De Lisle does a very good job of weighing the Elizabtethan and Jacobean periods and finding the stronger and weaker points in both, especially in relation to one another. This book is unique because, as opposed to other books on Elizabeth or any given monarch, they are 500-plus page behemoths, and this one tackles an important issue that is usually overlooked because Elizabeth's reign was long and famous. The transition between the Tudor and the Stuart house is very revealing of the times and conditions in the early 17th century, economically, poitically and socially. Throw in the plague and this almost reads like fiction.

The last page is a concise evaluation of the subjective injustices of history and it sums up what went wrong with James's reign and how most of it was not even his fault.
Twentyfirstfinger
Few Americans know the story of the succession of James I to the English throne. The London court was left in limbo after the death of Queen Elizabeth, the virgin queen, who died childless without designating her heir to the throne. James, who was reigning as the King of Scotland, was the closest royal blood relative, his mother being the tragic Mary Queen of Scots, Elizabeth's cousin who was a real threat to Elizabeth. The Catholic minority in England rallied around Mary, one-time queen consort of France, to the extent that Elizabeth finally signed the death warrant to send her cousin to the block. James had not been raised by his mother but by the Protestant element in Scotland, thus making him acceptable to the Protestant majority in England. James was not the only candidate for the English throne, but his supporters managed to move quickly at Elizabeth's death and secure his ascendancy before the other parties got into motion.

I found this story to be fascinating, filling in the gap between the illustrious reign of Elizabeth I and the tragic story of James I's son, Charles I and the Oliver Cromwell protectorate. It doesn't sparkle, probably due to the rather lackluster personality of this king, but the story moves right along without being tedious. Present-day Americans have heard of James I as the sponsorer of the classic King James translation of the English Bible.
Small Black
This book is all over the place. Where was her editor? It is a very dry read, the inter-lapping chapters of James and Elizabeth just fuel confusion for the reader. I don't think this was thoroughly researched, rather she interjects personal opinions where the facts should be. Someone says that it reads like a textbook, and it does, and a bad one at that. Leanda, you got this one very wrong.
Wenaiand
Very difficult to follow and to finish. I love Tudor history and have read many books on it (those by Alison Weir are my favorite). This author, however, is frustrating to me, as she jumps forwards and backwards in history, referring repeatedly to things that she hasn't yet described in the book (such as the Gunpowder Plot). I don't feel she is as disciplined a writer of history as Weir. Perhaps it is an unfair comparison, this being de Lisle's first such book, but I found it very difficult to follow and to finish.
Andromathris
AFTER ELIZABETH fills a gap in other royal biographies, focussing on the death of Queen Elizabeth I and the accession of King James VI to the throne of England as James I. Leanda de Lisle cleverly weaves in earlier history of Q.E. and covers James's arrival from Scotland in more detail than other biographers do. Her writing is lively as she documents the transition that was amazingly smooth, considering that Q.E. would not publicly name her successor and indeed, it was treason to discuss the matter.It's a terrific story well-told with many little-known details.

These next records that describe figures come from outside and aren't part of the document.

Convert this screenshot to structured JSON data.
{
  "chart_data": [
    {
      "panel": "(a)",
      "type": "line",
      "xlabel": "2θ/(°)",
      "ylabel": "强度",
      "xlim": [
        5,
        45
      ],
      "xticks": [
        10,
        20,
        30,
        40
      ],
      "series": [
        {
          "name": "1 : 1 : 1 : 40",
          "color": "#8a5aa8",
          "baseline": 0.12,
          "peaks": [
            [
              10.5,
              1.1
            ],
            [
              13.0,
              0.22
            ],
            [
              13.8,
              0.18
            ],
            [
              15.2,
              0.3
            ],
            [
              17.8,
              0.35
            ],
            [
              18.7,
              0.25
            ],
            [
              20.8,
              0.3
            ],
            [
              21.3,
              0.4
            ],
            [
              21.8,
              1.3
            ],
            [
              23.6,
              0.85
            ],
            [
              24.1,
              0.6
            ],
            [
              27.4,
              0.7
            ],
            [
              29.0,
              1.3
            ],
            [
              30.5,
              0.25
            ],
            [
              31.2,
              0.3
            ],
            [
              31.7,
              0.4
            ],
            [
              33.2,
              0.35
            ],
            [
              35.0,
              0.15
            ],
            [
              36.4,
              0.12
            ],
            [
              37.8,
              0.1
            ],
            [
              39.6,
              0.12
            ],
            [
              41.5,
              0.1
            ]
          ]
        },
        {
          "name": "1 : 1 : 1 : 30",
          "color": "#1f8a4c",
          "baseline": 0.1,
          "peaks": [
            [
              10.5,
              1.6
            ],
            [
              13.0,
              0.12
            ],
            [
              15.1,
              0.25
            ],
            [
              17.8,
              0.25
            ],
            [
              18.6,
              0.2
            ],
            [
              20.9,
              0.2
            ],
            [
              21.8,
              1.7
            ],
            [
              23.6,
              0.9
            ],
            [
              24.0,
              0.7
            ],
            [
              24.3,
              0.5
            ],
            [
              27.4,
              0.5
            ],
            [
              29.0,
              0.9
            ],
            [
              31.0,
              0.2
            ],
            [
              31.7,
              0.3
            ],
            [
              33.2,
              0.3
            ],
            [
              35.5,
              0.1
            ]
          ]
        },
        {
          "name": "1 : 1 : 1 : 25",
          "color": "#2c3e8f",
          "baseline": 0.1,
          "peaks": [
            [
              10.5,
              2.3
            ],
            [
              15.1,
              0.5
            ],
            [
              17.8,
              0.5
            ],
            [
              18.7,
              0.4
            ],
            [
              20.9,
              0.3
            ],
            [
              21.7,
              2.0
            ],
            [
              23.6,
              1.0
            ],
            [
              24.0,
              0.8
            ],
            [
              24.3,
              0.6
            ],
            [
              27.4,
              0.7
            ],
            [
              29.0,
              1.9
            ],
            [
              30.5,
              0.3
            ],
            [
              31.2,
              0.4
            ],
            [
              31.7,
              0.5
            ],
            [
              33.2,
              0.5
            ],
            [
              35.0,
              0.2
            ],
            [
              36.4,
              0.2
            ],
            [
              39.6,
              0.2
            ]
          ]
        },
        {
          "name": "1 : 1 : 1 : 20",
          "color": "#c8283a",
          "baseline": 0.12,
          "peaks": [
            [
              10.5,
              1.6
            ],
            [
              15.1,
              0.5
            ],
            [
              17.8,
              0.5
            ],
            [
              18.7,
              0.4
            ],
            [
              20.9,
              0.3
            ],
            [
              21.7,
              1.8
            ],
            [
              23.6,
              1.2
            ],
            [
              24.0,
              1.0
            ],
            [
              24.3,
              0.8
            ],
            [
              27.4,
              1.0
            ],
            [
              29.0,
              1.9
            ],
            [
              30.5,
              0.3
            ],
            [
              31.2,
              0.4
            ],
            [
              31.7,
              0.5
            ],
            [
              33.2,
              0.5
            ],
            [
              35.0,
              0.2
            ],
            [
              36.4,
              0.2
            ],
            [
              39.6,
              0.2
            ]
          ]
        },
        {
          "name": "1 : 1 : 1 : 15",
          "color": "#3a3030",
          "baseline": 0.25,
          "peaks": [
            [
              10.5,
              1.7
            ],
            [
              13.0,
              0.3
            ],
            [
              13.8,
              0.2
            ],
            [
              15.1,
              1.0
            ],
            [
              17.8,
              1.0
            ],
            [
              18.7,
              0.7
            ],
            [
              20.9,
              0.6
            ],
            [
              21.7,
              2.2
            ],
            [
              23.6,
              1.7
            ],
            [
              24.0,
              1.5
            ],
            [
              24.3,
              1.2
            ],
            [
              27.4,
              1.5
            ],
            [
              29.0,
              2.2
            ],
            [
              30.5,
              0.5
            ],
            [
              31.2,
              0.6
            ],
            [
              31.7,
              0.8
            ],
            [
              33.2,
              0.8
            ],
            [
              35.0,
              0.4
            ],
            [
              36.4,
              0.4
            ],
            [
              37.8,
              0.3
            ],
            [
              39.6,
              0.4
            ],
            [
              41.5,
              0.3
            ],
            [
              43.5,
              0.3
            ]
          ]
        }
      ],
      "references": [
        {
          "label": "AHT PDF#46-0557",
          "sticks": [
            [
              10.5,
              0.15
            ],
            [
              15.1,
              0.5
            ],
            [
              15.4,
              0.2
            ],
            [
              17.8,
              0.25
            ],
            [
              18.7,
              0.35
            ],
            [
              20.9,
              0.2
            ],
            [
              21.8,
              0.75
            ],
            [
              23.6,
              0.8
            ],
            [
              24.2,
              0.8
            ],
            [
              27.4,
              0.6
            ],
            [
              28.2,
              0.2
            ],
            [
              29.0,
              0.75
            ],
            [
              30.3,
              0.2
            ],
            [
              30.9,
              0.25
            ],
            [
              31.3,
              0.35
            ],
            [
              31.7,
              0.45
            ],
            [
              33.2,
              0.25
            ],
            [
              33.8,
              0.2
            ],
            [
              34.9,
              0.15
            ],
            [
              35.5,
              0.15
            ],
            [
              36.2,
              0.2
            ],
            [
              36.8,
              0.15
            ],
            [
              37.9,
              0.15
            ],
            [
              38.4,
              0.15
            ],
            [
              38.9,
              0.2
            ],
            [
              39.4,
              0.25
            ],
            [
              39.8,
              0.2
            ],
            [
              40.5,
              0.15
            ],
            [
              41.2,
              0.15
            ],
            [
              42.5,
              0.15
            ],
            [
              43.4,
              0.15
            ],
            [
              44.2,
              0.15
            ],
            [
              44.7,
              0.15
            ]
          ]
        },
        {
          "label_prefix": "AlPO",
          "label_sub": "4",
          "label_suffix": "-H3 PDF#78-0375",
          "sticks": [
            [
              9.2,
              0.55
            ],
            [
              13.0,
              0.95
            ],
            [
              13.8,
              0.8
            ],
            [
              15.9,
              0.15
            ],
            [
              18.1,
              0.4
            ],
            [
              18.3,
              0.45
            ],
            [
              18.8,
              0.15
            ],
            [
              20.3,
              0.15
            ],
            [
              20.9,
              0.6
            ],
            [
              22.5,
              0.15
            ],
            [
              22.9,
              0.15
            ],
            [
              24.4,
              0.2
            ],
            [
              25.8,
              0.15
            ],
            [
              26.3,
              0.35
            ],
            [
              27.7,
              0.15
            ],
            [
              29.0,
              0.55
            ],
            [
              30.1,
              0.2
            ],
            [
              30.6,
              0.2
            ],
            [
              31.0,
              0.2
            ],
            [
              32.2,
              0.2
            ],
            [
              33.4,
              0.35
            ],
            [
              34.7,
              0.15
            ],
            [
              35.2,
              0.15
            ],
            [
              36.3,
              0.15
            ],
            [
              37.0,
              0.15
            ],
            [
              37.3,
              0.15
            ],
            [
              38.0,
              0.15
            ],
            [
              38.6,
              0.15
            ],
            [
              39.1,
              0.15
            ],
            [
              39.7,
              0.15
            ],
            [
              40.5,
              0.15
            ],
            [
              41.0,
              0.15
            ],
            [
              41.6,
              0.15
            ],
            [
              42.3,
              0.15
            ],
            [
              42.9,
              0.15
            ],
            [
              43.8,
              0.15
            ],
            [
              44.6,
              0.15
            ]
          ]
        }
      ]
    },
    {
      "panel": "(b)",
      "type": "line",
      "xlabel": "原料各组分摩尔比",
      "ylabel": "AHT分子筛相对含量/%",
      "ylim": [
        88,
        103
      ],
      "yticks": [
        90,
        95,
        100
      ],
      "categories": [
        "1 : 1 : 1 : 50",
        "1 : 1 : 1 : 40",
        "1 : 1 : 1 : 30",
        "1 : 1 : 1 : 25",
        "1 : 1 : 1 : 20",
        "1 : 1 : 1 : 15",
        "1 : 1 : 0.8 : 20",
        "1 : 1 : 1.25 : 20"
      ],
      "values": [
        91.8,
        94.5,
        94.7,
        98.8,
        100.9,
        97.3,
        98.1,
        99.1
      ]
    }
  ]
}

Jinny Webber, author of THE SECRET PLAYER
Gadar
Ultimately this book fails in its stated mission which is to explain why, despite not being the lawful heir nor being designated as her successor by QE1, James I was able to (literally) walk into the English crown. The author sets up the issue well and limns a number of competing claims and claimants but ultimately stares in wonder as James claims and is given the throne. The most interesting character ends up being Robert Cecil. Where is a good biography go him?